When the beaver became rare, it appears the St. Francis Satyr did, too. Satyrs now number around 1,000 and are found in an area of less than 20 acres. The butterfly was discovered in 1983 by a collector named Thomas Kral. He named it in honor of St. Francis, the man who spoke to and, more importantly, listened to animals. Kral was convicted of conspiracy to violate the wildlife laws of the United States (though not the St. Francis Satyr, which was not yet listed as endangered or even known to exist when he collected 50 individuals). The Satyr persists both because of and in spite of the man who named it. It also persists because of war, or preparations for it.

In the United States, many plant and animal species, including the St. Francis Satyr, have benefited from military bases, where they tend to be relatively well protected from habitat loss. Despite the sounds of guns and bombs, the species are preserved. But the case of the St. Francis Satyr is a special one. The St. Francis Satyr may have survived because of bombs. At Fort Bragg, weapons—from big bombs to small bullets—are used nearly every day in soldiers’ training. The explosions start fires that burn the forests and allow sedges to grow on meadows, and with them, here and there, a few butterflies. Once the entire southeastern United States, from Florida to Raleigh, burned every few years naturally. Now Fort Bragg is one of the few places where the wilderness and its necessary flames remain.
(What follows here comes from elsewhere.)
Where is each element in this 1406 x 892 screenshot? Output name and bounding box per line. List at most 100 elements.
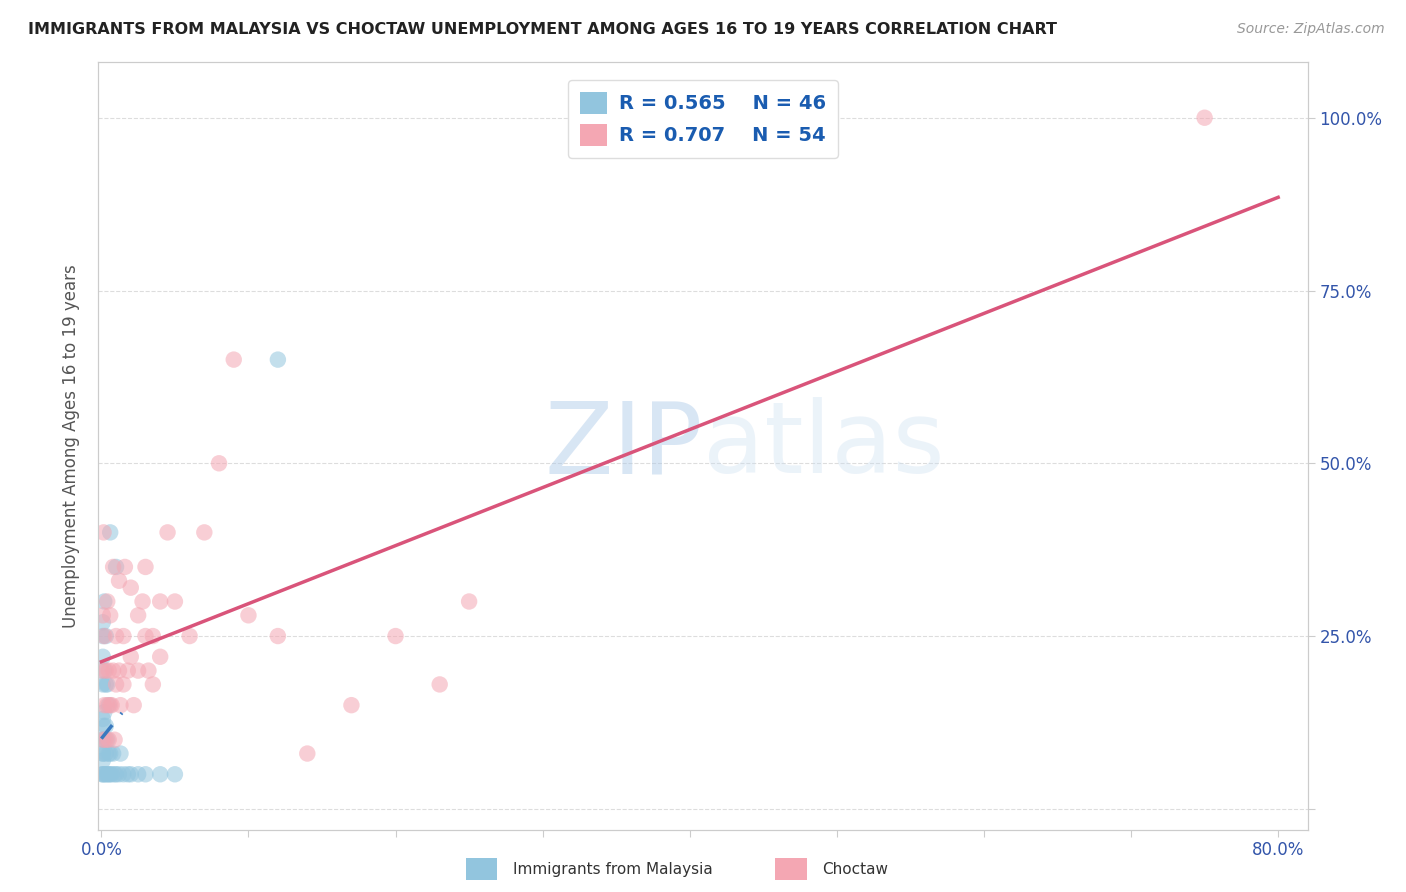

So far bombs and the slow recovery of beavers, which are multiplying in the absence of hunting on the base, have saved the St. Francis Satyr at Fort Bragg, but just barely. Without more bombing (or other forms of burning) and beavers, meadows would grow over, bombed areas would grow back and the butterfly would have nowhere to go. Fortunately, this butterfly has advocates. St. Francis spoke on behalf of all animals. Nick Haddad speaks on behalf of just one, the St. Francis Satyr. He speaks on its behalf all the time, and when he does he tends to remind his audience that he is studying “the rarest butterfly in the world,” a statement that received little argument in the Southeast until Allison Leidner came to town and Haddad got competitive.

Allison Leidner is an unlikely character in the story of rare butterflies. Now a fellow at NASA in Washington, D.C., Leidner is a New Yorker with a fondness for city life who wanted to save species, to lift them up from the brink the way you might pick up a wounded bird. She came to North Carolina to study with Nick Haddad, and that was when the trouble started.
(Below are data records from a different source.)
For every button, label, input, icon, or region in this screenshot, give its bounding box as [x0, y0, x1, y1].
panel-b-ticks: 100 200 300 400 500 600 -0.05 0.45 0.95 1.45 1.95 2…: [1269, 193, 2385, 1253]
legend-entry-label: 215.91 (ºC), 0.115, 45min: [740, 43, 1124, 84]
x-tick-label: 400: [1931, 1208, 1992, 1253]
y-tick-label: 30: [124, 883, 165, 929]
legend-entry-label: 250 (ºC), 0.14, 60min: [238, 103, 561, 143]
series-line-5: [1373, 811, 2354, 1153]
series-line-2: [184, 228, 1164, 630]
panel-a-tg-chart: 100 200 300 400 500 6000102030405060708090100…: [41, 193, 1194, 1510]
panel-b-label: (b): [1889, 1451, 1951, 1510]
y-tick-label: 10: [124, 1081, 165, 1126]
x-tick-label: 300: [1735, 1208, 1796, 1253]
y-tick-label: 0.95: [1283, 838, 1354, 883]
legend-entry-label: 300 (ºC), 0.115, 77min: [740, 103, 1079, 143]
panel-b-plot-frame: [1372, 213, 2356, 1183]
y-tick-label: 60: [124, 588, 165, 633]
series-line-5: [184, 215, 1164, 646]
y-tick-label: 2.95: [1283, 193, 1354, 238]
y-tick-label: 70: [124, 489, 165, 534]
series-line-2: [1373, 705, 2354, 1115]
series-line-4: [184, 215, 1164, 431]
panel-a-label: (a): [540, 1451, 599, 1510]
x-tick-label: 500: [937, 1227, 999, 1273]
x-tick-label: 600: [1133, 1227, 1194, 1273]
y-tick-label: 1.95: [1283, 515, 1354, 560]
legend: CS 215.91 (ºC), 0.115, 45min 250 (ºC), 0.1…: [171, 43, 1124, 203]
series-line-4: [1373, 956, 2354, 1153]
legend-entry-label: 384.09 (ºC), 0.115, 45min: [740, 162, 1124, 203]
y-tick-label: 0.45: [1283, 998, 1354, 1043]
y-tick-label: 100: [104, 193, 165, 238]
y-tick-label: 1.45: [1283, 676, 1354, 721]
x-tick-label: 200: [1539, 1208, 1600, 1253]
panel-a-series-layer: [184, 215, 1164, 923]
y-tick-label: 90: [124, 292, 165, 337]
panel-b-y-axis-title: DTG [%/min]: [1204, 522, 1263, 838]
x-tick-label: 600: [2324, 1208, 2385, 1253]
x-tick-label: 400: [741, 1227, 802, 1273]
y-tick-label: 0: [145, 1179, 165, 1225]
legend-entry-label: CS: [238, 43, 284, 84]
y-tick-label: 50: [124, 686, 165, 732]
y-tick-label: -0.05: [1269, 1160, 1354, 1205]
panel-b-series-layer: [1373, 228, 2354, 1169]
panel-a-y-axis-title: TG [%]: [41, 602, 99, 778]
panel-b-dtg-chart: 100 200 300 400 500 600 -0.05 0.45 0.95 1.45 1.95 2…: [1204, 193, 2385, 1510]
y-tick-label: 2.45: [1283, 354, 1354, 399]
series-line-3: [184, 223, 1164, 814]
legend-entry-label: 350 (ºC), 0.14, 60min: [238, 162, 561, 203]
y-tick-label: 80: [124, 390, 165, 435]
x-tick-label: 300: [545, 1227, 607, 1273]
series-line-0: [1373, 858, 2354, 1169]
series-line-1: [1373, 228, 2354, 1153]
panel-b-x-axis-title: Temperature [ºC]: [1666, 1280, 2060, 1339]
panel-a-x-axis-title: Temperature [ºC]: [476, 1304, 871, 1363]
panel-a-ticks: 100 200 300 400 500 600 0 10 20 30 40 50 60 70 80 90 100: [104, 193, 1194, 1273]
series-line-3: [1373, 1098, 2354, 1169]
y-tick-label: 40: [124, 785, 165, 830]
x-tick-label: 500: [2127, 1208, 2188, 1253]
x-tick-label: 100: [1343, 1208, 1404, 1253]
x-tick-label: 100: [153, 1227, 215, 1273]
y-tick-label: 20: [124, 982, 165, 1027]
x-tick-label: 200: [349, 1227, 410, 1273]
Not long after Leidner arrived in North Carolina, she heard about another rare butterfly, rumored to live on just a few islands of the Outer Banks. Allison decided to look for it and found it: it was lovely and rare, very rare. It did not yet have a scientific name. It still doesn’t. It is called, simply, “Atrytonopsis new species 1” or, as she dubbed it, the Crystal Skipper, an unnoted gem skipping among the dunes.

Anyone could see a Crystal Skipper if they wanted to. Many rare species live in hard-to-reach places, such as bombing ranges, but not the Crystal Skipper. It can be found in backyards on the islands. The tiny larvae of the Crystal Skipper crawl along grass leaves waiting to metamorphose, or on sand dunes or in a patch of grass behind the Food Lion. But wherever they are, the caterpillars often represent the entirety of their species. Most of the year no adults are flying through the air. No eggs wait to open. These larvae are it, the sum living total of what Leidner now thinks may be the rarest butterfly species in the world—or if not the rarest, the most precarious, perched as it is on the dunes between the rising sea and the encroaching city.